I am in the middle of a project for work right now requiring me to grab a list of files, identifying the parent directories, file names, and other information. I then use the path and an Amazon module to upload the files to an S3 bucket. I have used the os module in the past to deal with files, which is what I did this time.
After perusing an article on the Real Python site about pathlib, I wanted to try it out to see if it would produce the information I was getting from os. Here’s what I came up with:
# import pathlib instead of using os
import pathlib
# creates a Windows path object from a path on my Windows machine
dir = pathlib.Path("C:\\Users\\miles\\OneDrive\\Desktop\\JavaScript")

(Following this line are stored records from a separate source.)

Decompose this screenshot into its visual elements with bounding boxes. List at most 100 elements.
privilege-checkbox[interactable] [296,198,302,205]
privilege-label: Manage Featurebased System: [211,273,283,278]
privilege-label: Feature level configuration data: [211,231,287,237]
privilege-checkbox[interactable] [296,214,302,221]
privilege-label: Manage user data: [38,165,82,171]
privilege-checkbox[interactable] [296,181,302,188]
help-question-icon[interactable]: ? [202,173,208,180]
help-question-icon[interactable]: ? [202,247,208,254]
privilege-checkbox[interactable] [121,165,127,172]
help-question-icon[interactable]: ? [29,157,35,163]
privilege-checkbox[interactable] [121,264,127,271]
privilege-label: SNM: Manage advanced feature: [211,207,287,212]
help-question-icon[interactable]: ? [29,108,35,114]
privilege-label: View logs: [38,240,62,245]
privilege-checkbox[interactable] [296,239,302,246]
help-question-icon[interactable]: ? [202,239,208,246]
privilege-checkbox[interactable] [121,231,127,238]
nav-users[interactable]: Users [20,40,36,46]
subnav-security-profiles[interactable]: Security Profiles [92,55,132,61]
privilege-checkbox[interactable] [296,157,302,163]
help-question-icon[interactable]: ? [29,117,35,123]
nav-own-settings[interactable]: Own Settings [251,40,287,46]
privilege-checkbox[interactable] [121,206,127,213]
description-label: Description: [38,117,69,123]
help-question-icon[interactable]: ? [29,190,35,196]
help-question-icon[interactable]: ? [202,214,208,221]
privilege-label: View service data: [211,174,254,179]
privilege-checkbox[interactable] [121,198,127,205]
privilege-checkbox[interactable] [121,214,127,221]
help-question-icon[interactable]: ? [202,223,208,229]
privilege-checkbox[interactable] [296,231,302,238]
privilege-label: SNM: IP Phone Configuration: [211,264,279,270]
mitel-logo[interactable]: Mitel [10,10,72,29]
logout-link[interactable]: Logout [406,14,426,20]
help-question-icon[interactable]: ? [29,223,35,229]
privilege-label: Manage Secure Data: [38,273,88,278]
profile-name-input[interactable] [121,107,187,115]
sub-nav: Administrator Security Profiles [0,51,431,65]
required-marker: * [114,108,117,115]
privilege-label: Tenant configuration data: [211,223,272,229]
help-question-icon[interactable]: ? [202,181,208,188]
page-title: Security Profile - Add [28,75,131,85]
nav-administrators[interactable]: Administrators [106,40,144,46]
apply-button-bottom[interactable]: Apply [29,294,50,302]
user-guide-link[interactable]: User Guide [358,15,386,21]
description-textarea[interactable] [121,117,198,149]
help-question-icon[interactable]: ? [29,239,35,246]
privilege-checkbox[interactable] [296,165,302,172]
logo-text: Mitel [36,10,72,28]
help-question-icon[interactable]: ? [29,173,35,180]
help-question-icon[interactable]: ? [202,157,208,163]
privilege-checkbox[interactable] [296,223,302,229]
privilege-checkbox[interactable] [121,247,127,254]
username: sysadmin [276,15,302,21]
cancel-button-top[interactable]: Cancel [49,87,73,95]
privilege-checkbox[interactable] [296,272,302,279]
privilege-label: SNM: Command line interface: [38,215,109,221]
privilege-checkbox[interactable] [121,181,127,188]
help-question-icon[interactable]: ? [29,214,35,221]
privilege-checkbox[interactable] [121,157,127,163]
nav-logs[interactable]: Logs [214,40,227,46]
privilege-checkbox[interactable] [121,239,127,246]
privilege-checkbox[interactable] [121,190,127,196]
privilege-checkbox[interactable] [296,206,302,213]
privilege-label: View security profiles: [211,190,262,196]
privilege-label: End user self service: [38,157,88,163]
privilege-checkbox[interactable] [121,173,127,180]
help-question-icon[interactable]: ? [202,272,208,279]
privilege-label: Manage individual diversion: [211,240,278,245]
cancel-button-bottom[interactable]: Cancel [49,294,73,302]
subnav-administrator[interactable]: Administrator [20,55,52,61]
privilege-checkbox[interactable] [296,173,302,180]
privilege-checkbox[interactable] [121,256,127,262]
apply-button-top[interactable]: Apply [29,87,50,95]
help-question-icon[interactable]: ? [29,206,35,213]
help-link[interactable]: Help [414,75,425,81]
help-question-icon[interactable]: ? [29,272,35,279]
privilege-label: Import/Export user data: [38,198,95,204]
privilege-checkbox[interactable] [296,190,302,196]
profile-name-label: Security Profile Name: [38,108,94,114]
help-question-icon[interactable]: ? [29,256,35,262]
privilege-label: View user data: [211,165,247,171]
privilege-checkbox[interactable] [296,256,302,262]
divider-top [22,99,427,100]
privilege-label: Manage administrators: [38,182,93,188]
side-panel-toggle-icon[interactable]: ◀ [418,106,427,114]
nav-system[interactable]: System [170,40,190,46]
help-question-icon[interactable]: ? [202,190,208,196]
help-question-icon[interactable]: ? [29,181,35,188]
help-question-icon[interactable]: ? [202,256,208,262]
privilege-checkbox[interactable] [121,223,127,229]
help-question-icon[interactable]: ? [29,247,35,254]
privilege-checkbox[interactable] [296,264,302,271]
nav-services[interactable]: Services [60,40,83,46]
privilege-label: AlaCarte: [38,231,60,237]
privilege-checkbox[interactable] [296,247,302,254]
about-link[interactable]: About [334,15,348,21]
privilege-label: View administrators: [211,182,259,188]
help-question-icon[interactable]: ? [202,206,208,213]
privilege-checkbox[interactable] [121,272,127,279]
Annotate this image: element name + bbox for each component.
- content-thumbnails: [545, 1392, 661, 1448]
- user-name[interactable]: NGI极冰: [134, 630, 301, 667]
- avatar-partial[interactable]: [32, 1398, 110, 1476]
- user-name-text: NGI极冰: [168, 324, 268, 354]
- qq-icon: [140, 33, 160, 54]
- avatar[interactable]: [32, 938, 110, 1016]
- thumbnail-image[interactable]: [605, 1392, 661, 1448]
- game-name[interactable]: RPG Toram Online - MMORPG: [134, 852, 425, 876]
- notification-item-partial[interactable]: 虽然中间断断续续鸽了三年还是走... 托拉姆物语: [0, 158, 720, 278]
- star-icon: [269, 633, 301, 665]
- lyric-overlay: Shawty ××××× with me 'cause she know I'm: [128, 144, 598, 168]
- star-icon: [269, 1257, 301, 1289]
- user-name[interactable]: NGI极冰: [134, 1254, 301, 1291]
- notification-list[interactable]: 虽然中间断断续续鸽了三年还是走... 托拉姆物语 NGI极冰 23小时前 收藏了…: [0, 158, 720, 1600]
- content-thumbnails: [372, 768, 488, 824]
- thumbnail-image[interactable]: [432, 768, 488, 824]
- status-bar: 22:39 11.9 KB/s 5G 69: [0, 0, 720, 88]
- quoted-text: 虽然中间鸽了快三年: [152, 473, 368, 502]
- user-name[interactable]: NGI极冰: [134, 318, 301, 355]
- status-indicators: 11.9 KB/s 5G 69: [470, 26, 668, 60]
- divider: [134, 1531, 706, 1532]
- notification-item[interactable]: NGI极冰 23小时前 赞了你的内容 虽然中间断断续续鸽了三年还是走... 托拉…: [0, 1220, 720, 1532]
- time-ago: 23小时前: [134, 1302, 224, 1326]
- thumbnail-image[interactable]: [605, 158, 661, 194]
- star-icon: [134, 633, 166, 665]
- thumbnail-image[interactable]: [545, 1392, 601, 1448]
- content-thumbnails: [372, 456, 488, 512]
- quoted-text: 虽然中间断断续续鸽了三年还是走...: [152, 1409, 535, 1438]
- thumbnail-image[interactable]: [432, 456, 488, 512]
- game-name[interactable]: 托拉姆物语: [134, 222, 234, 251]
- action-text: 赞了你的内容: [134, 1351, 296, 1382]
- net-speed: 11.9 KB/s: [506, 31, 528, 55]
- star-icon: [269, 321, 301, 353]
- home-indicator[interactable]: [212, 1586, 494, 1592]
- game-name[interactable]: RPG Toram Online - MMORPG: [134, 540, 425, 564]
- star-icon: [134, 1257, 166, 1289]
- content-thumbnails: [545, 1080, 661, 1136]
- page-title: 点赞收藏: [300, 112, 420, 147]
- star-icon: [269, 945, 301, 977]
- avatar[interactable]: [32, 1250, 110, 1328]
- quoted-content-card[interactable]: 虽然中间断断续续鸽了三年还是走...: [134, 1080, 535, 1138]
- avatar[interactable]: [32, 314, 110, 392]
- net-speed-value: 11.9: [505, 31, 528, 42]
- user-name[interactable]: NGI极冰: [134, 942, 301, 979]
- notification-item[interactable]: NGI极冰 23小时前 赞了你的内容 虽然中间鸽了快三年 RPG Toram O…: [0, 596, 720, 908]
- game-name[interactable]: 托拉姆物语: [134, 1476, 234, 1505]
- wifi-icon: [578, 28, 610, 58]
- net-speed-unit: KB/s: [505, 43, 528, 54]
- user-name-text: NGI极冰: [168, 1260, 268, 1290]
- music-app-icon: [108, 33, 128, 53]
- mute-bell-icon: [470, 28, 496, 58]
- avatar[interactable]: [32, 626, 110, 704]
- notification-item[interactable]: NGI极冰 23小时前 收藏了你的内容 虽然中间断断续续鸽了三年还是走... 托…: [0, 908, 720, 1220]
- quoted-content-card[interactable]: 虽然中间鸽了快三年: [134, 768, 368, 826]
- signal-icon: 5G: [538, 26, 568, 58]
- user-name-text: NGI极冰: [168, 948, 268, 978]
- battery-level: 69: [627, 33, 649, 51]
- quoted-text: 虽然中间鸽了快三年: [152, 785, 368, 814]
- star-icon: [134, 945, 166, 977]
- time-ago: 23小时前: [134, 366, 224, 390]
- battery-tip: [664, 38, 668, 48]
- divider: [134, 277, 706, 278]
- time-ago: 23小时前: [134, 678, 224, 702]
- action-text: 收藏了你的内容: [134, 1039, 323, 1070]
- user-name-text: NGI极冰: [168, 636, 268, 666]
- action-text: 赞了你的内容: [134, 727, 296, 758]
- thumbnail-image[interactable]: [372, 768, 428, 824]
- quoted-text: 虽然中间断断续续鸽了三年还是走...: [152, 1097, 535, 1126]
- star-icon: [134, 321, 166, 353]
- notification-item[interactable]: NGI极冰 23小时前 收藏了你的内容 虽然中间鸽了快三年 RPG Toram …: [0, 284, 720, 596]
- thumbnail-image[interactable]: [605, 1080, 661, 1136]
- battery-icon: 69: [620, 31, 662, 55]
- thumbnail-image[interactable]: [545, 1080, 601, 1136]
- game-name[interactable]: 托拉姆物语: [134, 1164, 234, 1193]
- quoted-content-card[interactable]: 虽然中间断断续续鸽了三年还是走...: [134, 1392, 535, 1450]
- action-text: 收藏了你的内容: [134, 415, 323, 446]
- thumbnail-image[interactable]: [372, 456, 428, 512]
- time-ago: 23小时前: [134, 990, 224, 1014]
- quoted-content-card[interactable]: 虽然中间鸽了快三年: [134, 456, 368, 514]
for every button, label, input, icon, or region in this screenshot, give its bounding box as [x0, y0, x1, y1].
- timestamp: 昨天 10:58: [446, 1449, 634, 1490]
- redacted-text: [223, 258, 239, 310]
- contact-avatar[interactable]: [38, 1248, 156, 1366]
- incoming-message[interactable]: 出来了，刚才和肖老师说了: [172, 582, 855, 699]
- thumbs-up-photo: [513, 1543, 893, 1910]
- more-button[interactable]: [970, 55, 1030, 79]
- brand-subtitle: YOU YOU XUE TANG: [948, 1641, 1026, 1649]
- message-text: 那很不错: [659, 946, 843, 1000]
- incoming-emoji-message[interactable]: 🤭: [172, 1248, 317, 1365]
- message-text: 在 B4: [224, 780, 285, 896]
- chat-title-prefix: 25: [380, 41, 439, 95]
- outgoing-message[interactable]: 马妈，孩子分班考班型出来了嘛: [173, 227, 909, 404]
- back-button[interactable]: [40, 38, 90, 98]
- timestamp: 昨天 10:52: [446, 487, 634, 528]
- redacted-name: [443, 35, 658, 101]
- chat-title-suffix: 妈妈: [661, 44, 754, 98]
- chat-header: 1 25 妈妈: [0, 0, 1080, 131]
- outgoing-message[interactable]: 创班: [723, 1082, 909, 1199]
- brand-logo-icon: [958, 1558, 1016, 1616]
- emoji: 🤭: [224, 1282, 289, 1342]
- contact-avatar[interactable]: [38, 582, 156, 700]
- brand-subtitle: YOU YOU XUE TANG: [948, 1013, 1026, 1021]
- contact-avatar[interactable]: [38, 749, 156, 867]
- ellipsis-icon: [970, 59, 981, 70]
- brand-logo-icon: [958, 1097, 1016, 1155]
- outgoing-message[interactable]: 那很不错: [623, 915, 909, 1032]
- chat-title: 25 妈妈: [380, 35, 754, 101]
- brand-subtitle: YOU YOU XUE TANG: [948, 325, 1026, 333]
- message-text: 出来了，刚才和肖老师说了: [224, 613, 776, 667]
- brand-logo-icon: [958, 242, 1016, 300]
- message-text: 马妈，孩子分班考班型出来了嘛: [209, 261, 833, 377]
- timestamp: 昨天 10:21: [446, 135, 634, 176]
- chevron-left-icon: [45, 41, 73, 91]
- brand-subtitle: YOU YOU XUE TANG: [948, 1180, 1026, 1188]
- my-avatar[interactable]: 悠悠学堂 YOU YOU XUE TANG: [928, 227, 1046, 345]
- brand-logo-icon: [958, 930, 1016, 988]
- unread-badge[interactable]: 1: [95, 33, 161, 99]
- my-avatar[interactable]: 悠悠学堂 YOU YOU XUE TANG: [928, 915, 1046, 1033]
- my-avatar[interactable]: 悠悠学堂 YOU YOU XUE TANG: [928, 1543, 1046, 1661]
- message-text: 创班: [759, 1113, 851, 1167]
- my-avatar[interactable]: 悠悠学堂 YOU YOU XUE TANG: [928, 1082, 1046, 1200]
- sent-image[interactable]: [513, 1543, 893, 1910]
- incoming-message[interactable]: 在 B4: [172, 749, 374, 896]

# creates a generator object that is iterable
result = list(dir.rglob("*"))
# iterates through a list of path objects
for r in result:
# .stat() provides information about the file, such as time last
# accessed and the total size of the file
print(r.stat())
# this gives True or False depending on if is a file
print(r.is_file())
# same as is_file() but is True if a directory
print(r.is_dir())
# printing r seems to give a string representing the path
print(r)
Here is a snippet of my original code, which uses os.walk:
# function to create the directory list
def create_dir_list():
# provide directory as a string, just as above
rootdir = 'C:\\Users\\Miles\\Desktop\\documentportal\\Builders'
dirss = []
# iterate through the generator object provided by os.walk
# os.walk creates a generator object with a tuple for each directory
for subdir, dirs, files in os.walk(rootdir):
for dir in dirs:
# os.walk only provides us the subdirectory name, so we have to join
dir = os.path.join(dir, subdir)
# we also have to do some string manipulation on the directory name
dir = dir.replace("C:\\Users\\Miles\\Desktop\\documentportal\\", "").replace("\\", "/")
Along with the disadvantages of os.walk listed in the comments above, I also have to identify folders versus files and label them. You can tell that .is_file() and .is_dir() would have been very useful for this. Also, pathlib has a long list of functions that give information about my files and directories, which may be useful in another context.
If I could do it all over again, I would use pathlib!